Published in El Pais, 14 Feb 2018
The past weeks Bolivia has been exposed to heavy rains. Although, we could need some extra water after a long drought, it has been coming down too fast, too much. The resulting floods made people lose their houses, destroyed crops, collapsed bridges and even killed people. I heard people talk that it is just a force of nature and man cannot do anything. I tend to disagree!
To judge a government the The World Bank uses the so called Worldwide Government Indicators. One of them is called Government Effectiveness. Among other is reflects the perceived quality of policy formulation and implementation, and the credibility of the government’s commitment to such policies. The scale goes from -2.5 to +2.5 and the higher the better.
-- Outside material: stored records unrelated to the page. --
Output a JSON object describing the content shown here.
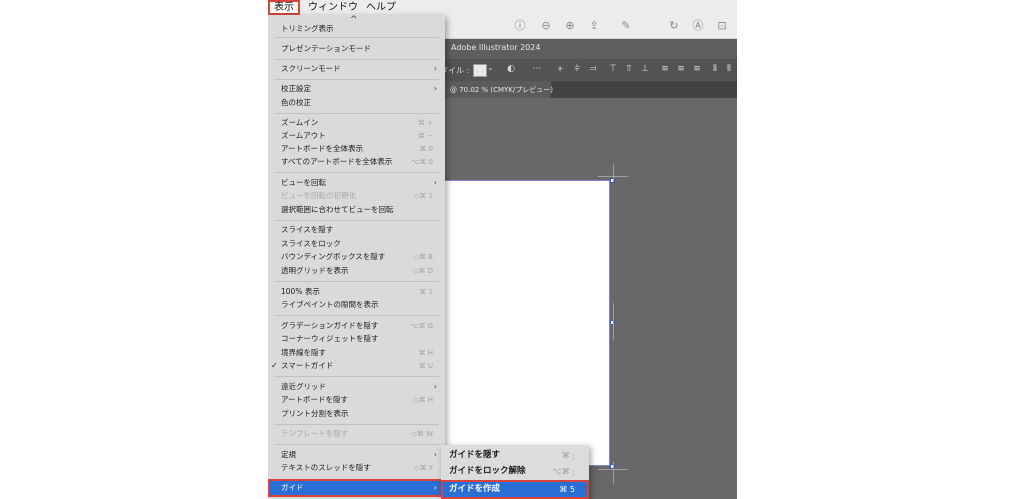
{
  "menubar": {
    "view": "表示",
    "window": "ウィンドウ",
    "help": "ヘルプ"
  },
  "titlebar": {
    "title": "Adobe Illustrator 2024"
  },
  "controlbar": {
    "tile_label": "タイル :"
  },
  "tab": {
    "label": "@ 70.02 % (CMYK/プレビュー)"
  },
  "dropdown": {
    "scroll_arrow": "^",
    "top_item": "トリミング表示",
    "items": [
      {
        "label": "プレゼンテーションモード",
        "shortcut": ""
      },
      {
        "label": "スクリーンモード",
        "arrow": "›"
      },
      {
        "label": "校正設定",
        "arrow": "›"
      },
      {
        "label": "色の校正",
        "shortcut": ""
      },
      {
        "label": "ズームイン",
        "shortcut": "⌘ +"
      },
      {
        "label": "ズームアウト",
        "shortcut": "⌘ −"
      },
      {
        "label": "アートボードを全体表示",
        "shortcut": "⌘ 0"
      },
      {
        "label": "すべてのアートボードを全体表示",
        "shortcut": "⌥⌘ 0"
      },
      {
        "label": "ビューを回転",
        "arrow": "›"
      },
      {
        "label": "ビューを回転の初期化",
        "shortcut": "◇⌘ 1"
      },
      {
        "label": "選択範囲に合わせてビューを回転",
        "shortcut": ""
      },
      {
        "label": "スライスを隠す",
        "shortcut": ""
      },
      {
        "label": "スライスをロック",
        "shortcut": ""
      },
      {
        "label": "バウンディングボックスを隠す",
        "shortcut": "◇⌘ B"
      },
      {
        "label": "透明グリッドを表示",
        "shortcut": "◇⌘ D"
      },
      {
        "label": "100% 表示",
        "shortcut": "⌘ 1"
      },
      {
        "label": "ライブペイントの隙間を表示",
        "shortcut": ""
      },
      {
        "label": "グラデーションガイドを隠す",
        "shortcut": "⌥⌘ G"
      },
      {
        "label": "コーナーウィジェットを隠す",
        "shortcut": ""
      },
      {
        "label": "境界線を隠す",
        "shortcut": "⌘ H"
      },
      {
        "label": "スマートガイド",
        "shortcut": "⌘ U",
        "check": "✓"
      },
      {
        "label": "遠近グリッド",
        "arrow": "›"
      },
      {
        "label": "アートボードを隠す",
        "shortcut": "◇⌘ H"
      },
      {
        "label": "プリント分割を表示",
        "shortcut": ""
      },
      {
        "label": "テンプレートを隠す",
        "shortcut": "◇⌘ W"
      },
      {
        "label": "定規",
        "arrow": "›"
      },
      {
        "label": "テキストのスレッドを隠す",
        "shortcut": "◇⌘ Y"
      },
      {
        "label": "ガイド",
        "arrow": "›"
      }
    ]
  },
  "submenu": {
    "items": [
      {
        "label": "ガイドを隠す",
        "shortcut": "⌘ ;"
      },
      {
        "label": "ガイドをロック解除",
        "shortcut": "⌥⌘ ;"
      },
      {
        "label": "ガイドを作成",
        "shortcut": "⌘ 5"
      }
    ]
  },
  "colors": {
    "highlight": "#2a6fd6",
    "annotation_border": "#d6443c",
    "canvas": "#686868"
  }
}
In 2016 Bolivia scored -0.57, Argentina 0.18, Spain 1.12, USA 1.48 and the Netherlands 1.84. Needless to says that the perception the effectiveness is not very high, and it shows that the government is not putting its priority straight or that he is doing things that are needed to be done.
By the way, there is also a corruption indicator and Bolivia doesn’t look good on that one neither.
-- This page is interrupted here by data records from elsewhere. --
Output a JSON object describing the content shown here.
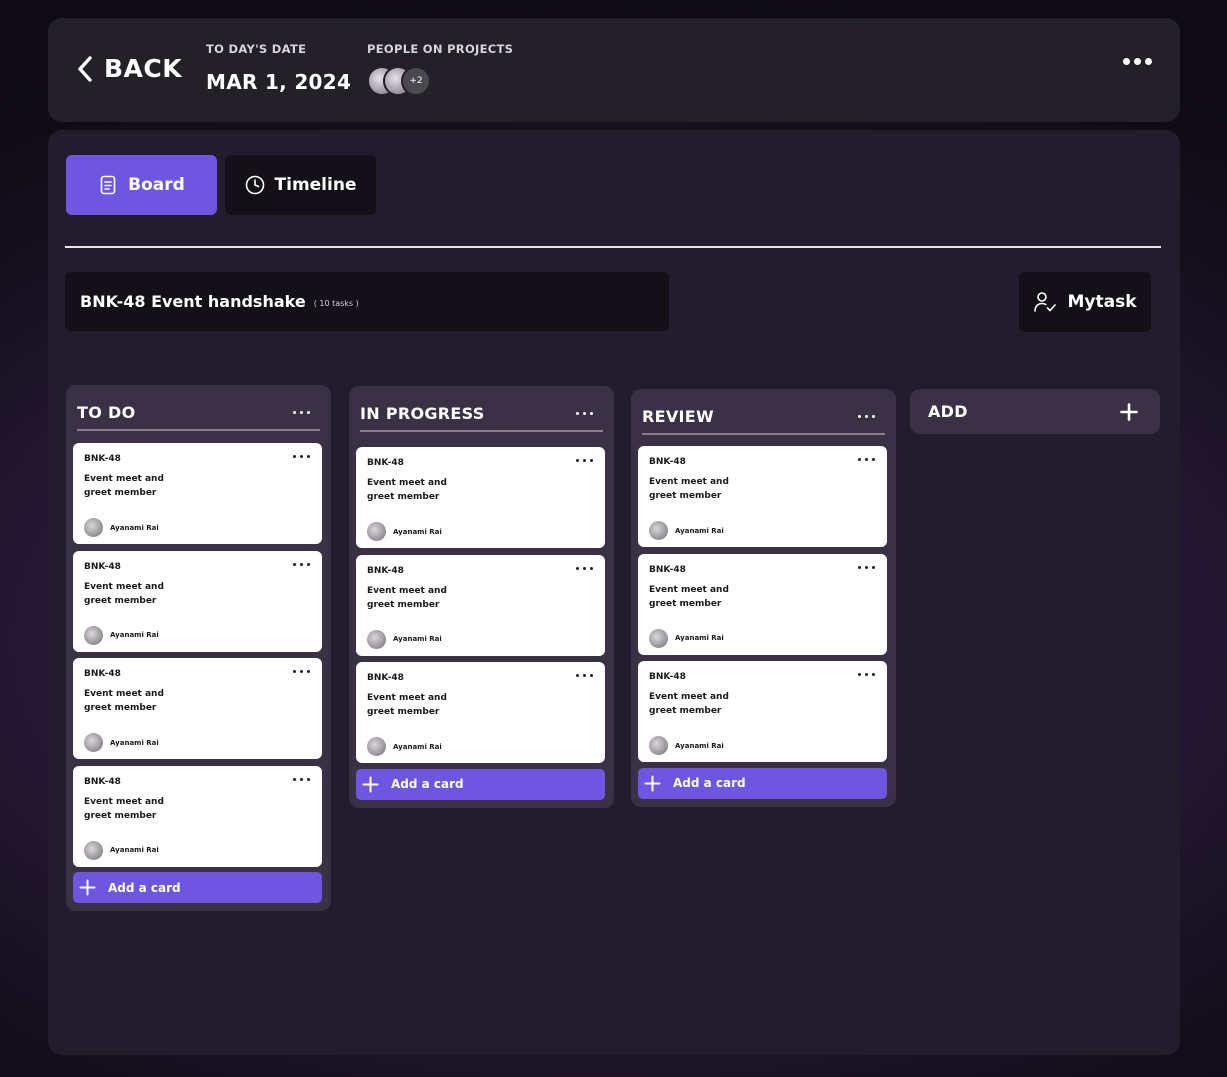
{
  "header": {
    "back_label": "BACK",
    "date_caption": "TO DAY'S DATE",
    "date_value": "MAR 1, 2024",
    "people_caption": "PEOPLE ON PROJECTS",
    "people_more": "+2"
  },
  "tabs": [
    {
      "label": "Board",
      "icon": "document-icon",
      "active": true
    },
    {
      "label": "Timeline",
      "icon": "clock-icon",
      "active": false
    }
  ],
  "project": {
    "title": "BNK-48 Event handshake",
    "count": "( 10 tasks )"
  },
  "mytask_label": "Mytask",
  "columns": [
    {
      "title": "TO DO",
      "cards": [
        {
          "id": "BNK-48",
          "title": "Event meet and greet member",
          "assignee": "Ayanami Rai"
        },
        {
          "id": "BNK-48",
          "title": "Event meet and greet member",
          "assignee": "Ayanami Rai"
        },
        {
          "id": "BNK-48",
          "title": "Event meet and greet member",
          "assignee": "Ayanami Rai"
        },
        {
          "id": "BNK-48",
          "title": "Event meet and greet member",
          "assignee": "Ayanami Rai"
        }
      ],
      "add_label": "Add a card"
    },
    {
      "title": "IN PROGRESS",
      "cards": [
        {
          "id": "BNK-48",
          "title": "Event meet and greet member",
          "assignee": "Ayanami Rai"
        },
        {
          "id": "BNK-48",
          "title": "Event meet and greet member",
          "assignee": "Ayanami Rai"
        },
        {
          "id": "BNK-48",
          "title": "Event meet and greet member",
          "assignee": "Ayanami Rai"
        }
      ],
      "add_label": "Add a card"
    },
    {
      "title": "REVIEW",
      "cards": [
        {
          "id": "BNK-48",
          "title": "Event meet and greet member",
          "assignee": "Ayanami Rai"
        },
        {
          "id": "BNK-48",
          "title": "Event meet and greet member",
          "assignee": "Ayanami Rai"
        },
        {
          "id": "BNK-48",
          "title": "Event meet and greet member",
          "assignee": "Ayanami Rai"
        }
      ],
      "add_label": "Add a card"
    }
  ],
  "add_column_label": "ADD",
  "colors": {
    "accent": "#6f56e0",
    "panel": "#231c2c",
    "column": "#3b3147",
    "card": "#ffffff"
  }
}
So back to the flooding problem. Houses destroyed, people killed and injured, and likely more rain to come so the total damage is yet unknown. I fear that I have to say that part of this is the government to blame. If you let people cut and burn the trees, if you let people build houses in areas that is known to get flooded, if you do not maintain the storm water channels and other structures that are needed in times of heavy rainfall, what do you expect?
I think some people who are affected did know the risk, but others didn’t, and it is a governments task to warn those people as a good father and if needed enforce it. It is a governments task to make sure heavy rain is managed good, but as always priorities go for less important but more visible things, such as parks, fountains, fireworks etc. Besides people always underestimate things occur only once every 5 years.
Now lets hope everybody learned a lesson and do not forget it when it stops raining and the government makes a strong and effective plan that prevents this from happening again.